Thursday, May 1, 2014

Kill Your Youth Group! | Backpack Radio Reflection Episode #35

Kill Your Youth Group! [05/29/2011]
  • In which Pastor Vermon says, “I’m black, so I’m naturally cool.”
  • In which a question is begged: Is the Gospel boring?
  • In which we learn the meaning of  “adultolescence” and it hurts.
I listened to this one because I’m scared of teenagers. Even though the rumor is that I once was one, and even though I spend a chunk of my day with them. Just today, in fact, I sat behind a desk and listened to them positively butcher Shakespeare’s The Merchant of Venice (I’m a teacher). And yesterday, I heard the following snippet of conversation about the movie Gravity:

Jane: "I'm never going into space."
John: "Jane, you may be forced to one day."

They’re amusing creatures, aren't? The problem is that I’m just not there anymore, and so they’re a little mysterious too. I used to speak the language of rock n’ roll, but my rock n’ roll is passé now. Once upon a time, I related to the emotional and moody ones, but Kurt Cobain is dead, kids aren't really so angst -y anymore, and now I think like a mom. Plus, the gospel of my former teenaged self is not a gospel worth spreading.

So, there’s this problem: how do we meet teenagers where they’re at, and how do we meet them with Truth?

This episode tackled my problem.  First, let’s follow Pastor Bob’s lead in making sure we identify the show’s subtitle, lest you think this broadcast is a recipe for murder. The subtitle is “The Steady Decline of Faith in Youth.” Teenagers raised in the church are leaving the church. When they grow up, they take off. The Youth Groups aren't working.

The introduction to the show included some daunting stats.

According to a 2002 Southern Baptist Council on Family Life study, about 88% of Evangelical Christian kids leave the church shortly after high school. Other studies are not encouraging.

Then, a group of sociologists, including Christian Smith, the co-author of Soul Searching: The Religious and Spiritual Lives of American Teenagers (2005), has dubbed the belief system of these teenage Christian casualties Moralistic Therapeutic Deism.  Moralistic Therapeutic Deism is expressed in the following (kinda quoted, kinda paraphrased) five tenets:
  1. There is a God.
  2. God wants people to be good.
  3. The main purpose of life is to be happy.
  4. God doesn't need to be involved in our personal lives unless we’re in a bind.
  5. Good people go to heaven.
So what’s the deal?

Vermon offers a good critique, suggesting that there’s a difference between the Youth Group and a Youth Ministry.
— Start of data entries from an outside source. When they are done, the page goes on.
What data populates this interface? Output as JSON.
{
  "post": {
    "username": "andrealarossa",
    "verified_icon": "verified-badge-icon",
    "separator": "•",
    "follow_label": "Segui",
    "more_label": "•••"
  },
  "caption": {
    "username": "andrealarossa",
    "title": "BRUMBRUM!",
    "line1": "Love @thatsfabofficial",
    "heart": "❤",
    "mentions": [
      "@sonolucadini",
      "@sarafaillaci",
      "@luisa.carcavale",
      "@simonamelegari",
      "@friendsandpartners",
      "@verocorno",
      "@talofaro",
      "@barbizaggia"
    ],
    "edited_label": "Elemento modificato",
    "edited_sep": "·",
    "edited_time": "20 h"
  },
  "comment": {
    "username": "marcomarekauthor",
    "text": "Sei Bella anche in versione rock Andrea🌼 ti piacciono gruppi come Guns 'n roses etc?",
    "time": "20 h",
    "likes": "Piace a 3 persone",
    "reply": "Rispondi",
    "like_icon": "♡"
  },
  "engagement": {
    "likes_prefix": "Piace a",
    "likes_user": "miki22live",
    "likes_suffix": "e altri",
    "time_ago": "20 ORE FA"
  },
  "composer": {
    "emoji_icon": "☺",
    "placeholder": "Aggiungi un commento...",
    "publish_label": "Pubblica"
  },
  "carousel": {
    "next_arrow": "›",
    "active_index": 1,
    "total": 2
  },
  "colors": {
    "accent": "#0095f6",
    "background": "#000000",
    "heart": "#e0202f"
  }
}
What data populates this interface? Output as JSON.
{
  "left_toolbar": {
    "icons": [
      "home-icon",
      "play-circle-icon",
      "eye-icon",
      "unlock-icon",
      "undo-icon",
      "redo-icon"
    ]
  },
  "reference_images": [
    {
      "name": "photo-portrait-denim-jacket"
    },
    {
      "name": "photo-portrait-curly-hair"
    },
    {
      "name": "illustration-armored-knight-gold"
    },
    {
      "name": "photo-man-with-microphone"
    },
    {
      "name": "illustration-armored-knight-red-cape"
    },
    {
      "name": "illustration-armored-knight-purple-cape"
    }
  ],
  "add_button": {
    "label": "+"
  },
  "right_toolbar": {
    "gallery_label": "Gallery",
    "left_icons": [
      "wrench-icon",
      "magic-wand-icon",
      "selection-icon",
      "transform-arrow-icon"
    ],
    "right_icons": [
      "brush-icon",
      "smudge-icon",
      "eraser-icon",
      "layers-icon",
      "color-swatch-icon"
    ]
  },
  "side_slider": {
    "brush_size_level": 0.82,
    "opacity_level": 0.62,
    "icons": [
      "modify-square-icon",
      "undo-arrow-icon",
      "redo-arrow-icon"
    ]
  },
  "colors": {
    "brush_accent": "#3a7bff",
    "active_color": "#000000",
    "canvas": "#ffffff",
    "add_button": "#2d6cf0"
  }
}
Jim Rayburn, the founder of Young Life, is quoted as saying, “It’s a sin to bore a kid with the gospel.” The implication is that too much theology and too much Bible and too much talk of sin is boring. This, of course, begs the question, Is the Gospel boring?

Vermon emphasizes the need for the real Gospel, rather than one belonging to an “emaciated God.”

One last thing to spark your interest. The Backpack guys mention how the “teenager” is a modern concept and how we've even extended our youth to include “adultolescence”; our twenties are now designated as our time to find ourselves. We postpone responsibility.

I know I definitely postponed adulthood in my twenties, which really shook things up when I ended up married at thirty-four and a mom at thirty-six. I was, if you must know, forcibly removed from my search for self by a tragic car accident at twenty-eight (in Africa! Where I was finding myself!). Which was too bad, because I had been hoping to backpack through Latin America at some point, and I was thinking of going for another college degree because I still wasn't entirely sure what I wanted to be when I grew up—though it might involve animals or photography, as long as no math were involved.

Here’s the thing, which the show does touch upon: Youth Group Culture, with its emphasis on a fun albeit shallow and transient time, is focused on self. It naturally leads to adultolescence. Adultolescence may be the saddest thing of all, since one can at least say about teenagers, “Well, they’re just kids.” Can’t say that about the adultolescents out there!

How do you fix it? What does it mean to be God-centered rather than pizza-oriented? What is a vital youth ministry? How do we speak to where kids are without catering to the places they do not need to be? Does that make sense?

Teenagers are special. Despite my removal from their reality, I get this. I have a sense of their topsy-turvy psyches, their seemingly unique and nameless longings, their new abilities. They too hunger and thirst. But the pizza will not cut it.

About Vermon’s quote on being cool, I just wanted to include that one.

Jennifer Bell is mostly a writer, but she's also an English teacher. The author of two books of fiction, she lives with her husband and two kids in Phoenix.